Los planes de la administración de Donald Trump de ampliar la perforación petrolífera del Golfo de México son bastante cuestionados por sus consecuencias, especialmente aquellas que sufriría la fauna marina local. En este marco, políticos de Florida, al igual que grupos ambientalistas, dejaron clara su postura en contra de los pozos submarinos, los cuales podrían matar animales y perjudicar su principal actividad económica: el turismo.
Leyes a favor de las empresas petrolíferas
En alineamiento con los objetivos de la administración republicana, un comité federal estadounidense aprobó este martes, por unanimidad, una ley para eximir a empresas petrolíferas que operan en el Golfo de México de la obligación de proteger las especies en peligro de extinción. Esto incluye ballenas, aves y tortugas marinas, que estaban protegidas por una normativa vigente desde hace 10 años.
Según explicaron los miembros de este comité, la decisión se tomó en base a la presión del secretario de Defensa, Pete Hegseth, quien pidió la exención de dicha normativa por una cuestión estratégica.
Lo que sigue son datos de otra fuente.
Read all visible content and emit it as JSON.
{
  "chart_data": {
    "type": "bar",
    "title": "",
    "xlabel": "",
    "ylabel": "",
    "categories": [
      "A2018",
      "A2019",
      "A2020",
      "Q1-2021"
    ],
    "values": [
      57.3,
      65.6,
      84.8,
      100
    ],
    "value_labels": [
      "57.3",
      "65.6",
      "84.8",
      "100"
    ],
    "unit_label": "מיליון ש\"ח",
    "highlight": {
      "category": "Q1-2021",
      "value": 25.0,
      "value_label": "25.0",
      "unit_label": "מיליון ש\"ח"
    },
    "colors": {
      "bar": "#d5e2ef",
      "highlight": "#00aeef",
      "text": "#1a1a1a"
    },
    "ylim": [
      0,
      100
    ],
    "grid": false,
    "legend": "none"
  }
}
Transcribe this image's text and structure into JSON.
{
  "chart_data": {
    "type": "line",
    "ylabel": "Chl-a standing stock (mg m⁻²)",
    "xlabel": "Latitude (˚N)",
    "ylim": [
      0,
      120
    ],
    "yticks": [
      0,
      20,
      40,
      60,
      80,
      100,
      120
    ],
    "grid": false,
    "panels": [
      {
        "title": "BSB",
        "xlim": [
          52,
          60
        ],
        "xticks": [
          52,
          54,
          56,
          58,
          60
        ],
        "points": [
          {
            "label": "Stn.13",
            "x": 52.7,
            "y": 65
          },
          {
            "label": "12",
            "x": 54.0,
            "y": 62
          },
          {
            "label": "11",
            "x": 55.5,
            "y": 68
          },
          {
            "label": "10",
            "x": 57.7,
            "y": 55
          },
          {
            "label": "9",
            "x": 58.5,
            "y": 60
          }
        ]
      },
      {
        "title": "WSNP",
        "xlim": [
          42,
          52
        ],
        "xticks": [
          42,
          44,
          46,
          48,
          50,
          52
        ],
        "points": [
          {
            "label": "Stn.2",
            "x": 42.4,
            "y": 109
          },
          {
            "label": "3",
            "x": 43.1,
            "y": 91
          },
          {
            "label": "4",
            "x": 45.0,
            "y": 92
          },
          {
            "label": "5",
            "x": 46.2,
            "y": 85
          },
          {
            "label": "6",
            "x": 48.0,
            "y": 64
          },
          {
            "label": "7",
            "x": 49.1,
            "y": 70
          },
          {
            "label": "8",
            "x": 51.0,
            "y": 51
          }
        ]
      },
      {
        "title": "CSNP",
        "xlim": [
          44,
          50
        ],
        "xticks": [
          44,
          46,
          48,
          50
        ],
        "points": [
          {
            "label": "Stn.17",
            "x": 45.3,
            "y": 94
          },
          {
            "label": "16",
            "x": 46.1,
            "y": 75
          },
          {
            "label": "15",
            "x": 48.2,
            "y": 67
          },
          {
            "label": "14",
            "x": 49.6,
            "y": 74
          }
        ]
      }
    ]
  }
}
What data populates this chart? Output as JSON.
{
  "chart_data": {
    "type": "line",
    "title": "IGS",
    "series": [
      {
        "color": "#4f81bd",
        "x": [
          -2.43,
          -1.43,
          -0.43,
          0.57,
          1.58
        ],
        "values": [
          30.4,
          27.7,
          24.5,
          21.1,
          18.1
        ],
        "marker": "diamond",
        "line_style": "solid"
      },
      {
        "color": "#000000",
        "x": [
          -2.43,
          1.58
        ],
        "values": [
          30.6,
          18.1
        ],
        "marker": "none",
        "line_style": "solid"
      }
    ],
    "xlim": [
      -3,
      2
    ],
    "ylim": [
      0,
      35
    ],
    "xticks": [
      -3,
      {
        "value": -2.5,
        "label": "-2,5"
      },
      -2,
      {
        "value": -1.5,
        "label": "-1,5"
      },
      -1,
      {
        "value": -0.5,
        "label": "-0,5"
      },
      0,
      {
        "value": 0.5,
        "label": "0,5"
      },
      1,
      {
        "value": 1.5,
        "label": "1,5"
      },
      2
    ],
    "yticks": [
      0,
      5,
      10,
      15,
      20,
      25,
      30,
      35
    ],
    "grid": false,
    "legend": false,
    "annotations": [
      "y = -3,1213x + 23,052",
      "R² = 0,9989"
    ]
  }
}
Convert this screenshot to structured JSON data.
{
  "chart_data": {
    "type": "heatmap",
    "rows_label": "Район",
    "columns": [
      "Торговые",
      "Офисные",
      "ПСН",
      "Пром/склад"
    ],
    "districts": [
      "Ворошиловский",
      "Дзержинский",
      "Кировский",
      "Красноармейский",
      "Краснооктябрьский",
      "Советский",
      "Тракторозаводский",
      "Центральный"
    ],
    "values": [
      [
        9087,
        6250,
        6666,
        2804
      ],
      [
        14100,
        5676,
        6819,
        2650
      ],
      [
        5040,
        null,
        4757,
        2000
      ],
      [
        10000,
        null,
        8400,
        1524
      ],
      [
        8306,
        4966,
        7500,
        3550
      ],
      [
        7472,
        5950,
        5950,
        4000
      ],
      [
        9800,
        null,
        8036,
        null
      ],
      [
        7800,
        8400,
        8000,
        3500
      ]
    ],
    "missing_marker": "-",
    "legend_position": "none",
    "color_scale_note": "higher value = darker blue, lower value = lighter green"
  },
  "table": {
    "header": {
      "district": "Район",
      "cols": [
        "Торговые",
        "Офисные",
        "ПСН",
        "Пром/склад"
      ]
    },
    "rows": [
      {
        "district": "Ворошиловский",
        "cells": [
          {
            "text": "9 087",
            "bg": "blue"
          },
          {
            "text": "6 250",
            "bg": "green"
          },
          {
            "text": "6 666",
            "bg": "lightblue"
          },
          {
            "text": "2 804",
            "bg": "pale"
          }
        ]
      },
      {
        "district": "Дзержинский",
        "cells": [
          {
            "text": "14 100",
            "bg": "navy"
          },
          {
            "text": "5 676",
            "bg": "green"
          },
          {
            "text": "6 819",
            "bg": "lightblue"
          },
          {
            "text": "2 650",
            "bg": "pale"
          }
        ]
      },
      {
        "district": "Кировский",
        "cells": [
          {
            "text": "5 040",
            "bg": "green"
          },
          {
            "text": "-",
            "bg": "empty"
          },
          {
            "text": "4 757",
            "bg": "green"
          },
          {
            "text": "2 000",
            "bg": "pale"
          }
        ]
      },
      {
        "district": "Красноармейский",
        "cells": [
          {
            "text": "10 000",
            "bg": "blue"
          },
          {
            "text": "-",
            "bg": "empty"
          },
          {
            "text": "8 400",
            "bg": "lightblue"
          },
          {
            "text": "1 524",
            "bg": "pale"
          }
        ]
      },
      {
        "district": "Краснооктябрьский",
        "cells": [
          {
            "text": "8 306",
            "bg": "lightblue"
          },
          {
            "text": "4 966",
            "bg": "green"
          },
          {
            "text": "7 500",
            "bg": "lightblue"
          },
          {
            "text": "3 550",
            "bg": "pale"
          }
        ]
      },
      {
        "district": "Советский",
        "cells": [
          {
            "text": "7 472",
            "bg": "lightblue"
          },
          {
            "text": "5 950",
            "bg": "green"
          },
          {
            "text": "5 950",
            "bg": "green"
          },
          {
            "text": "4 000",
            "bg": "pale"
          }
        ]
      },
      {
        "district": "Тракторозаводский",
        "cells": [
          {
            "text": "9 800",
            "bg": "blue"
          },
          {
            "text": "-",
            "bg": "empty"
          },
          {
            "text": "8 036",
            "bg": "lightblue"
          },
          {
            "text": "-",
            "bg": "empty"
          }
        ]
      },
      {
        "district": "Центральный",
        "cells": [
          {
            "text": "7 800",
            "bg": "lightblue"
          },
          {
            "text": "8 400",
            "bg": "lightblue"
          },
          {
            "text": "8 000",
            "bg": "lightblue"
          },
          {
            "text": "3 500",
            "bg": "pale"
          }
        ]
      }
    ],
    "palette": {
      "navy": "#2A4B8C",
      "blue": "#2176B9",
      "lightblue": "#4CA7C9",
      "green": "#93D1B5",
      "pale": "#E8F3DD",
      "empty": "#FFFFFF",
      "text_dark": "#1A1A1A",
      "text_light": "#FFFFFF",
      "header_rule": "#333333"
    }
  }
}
En declaraciones recientes, el funcionario aseguró que las compañías de perforaciones de petróleo y gas amenazaron con frenar su producción ante el gran número de litigios pendientes, lo que tendría graves repercusiones para la economía nacional.
Dichas declaraciones fueron muy cuestionadas por grupos ecologistas, como es el caso de Earthjustice, que asegura la inexistencia de una solicitud de exención para la normativa ambiental. «No hay pruebas de que la Ley de Especies de Peligro de Extinción esté limitando de ninguna manera las actividades petroleras y gasísticas en el Golfo», aseguró el representante de la organización sin fines de lucro.
Consecuencias de la ampliación de la actividad petrolífera
Son numerosas las organizaciones medioambientales que se pronunciaron en contra de la idea del Gobierno de dar luz verde a las perforaciones petrolíferas en zonas protegidas del Golfo de México. Desde su punto de vista, estos permisos «legalizarían la destrucción de la vida marina» y pondrían como prioridad los intereses particulares por encima de la fauna local, algo que consideran inaceptable.
En ese sentido, remarcaron que el impacto ambiental que tendrían las actividades extractivistas sería letal, más que nada para las especies locales, muchas de las cuales están en peligro de extinción. Así también cuestionan la legalidad de la convocatoria del comité federal, la cual incumple con varios ítems constitucionales.
«Esta situación socava el espíritu y la intención de la Ley de Especies en Peligro de Extinción, especialmente porque el Departamento del Interior está ignorando los pasos necesarios para la participación pública», destacaron desde las organizaciones. Por este motivo, exigen ponerle fin a la convocatoria de este comité, que planea tratar la exención de una ley tan importante como esta a puertas cerradas, lejos de la opinión del pueblo.
Orlando Sentinel, principal diario de Florida, compartió este martes un artículo que toma gran relevancia en este marco de discusión por las perforaciones petrolíferas. Se trata de un informe sobre la ballena de Rice, una de las más raras del mundo, que vive en un solo lugar: el Golfo de México. Esto pone el foco sobre la consecuencia que la actividad extractivista podría tener sobre este animal, el cual está en peligro de extinción.
El turismo, en alerta
El congresista demócrata Darren Soto opinó sobre la ampliación de la actividad extractivista en la región noroeste de Estados Unidos y advirtió que todos los floridanos están en contra. A través de su cuenta oficial de X, destacó que los derrames de petróleo en estos últimos años aumentaron la cantidad de ballenas, tortugas marinas y manatíes que aparecieron muertos en sus costas, lo que es sumamente negativo para la actividad local.
De acuerdo a sus declaraciones, ciudadanos y empresarios pertenecientes a la actividad turística no quieren que se amplíe la perforación petrolífera en el Golfo de México. «El turismo es nuestra principal industria. Las playas vírgenes son parte de nuestro estilo de vida», advirtió el congresista, que pone en el centro de la crítica las polémicas decisiones de Donald Trump en el marco de sus políticas de desregulación ambiental.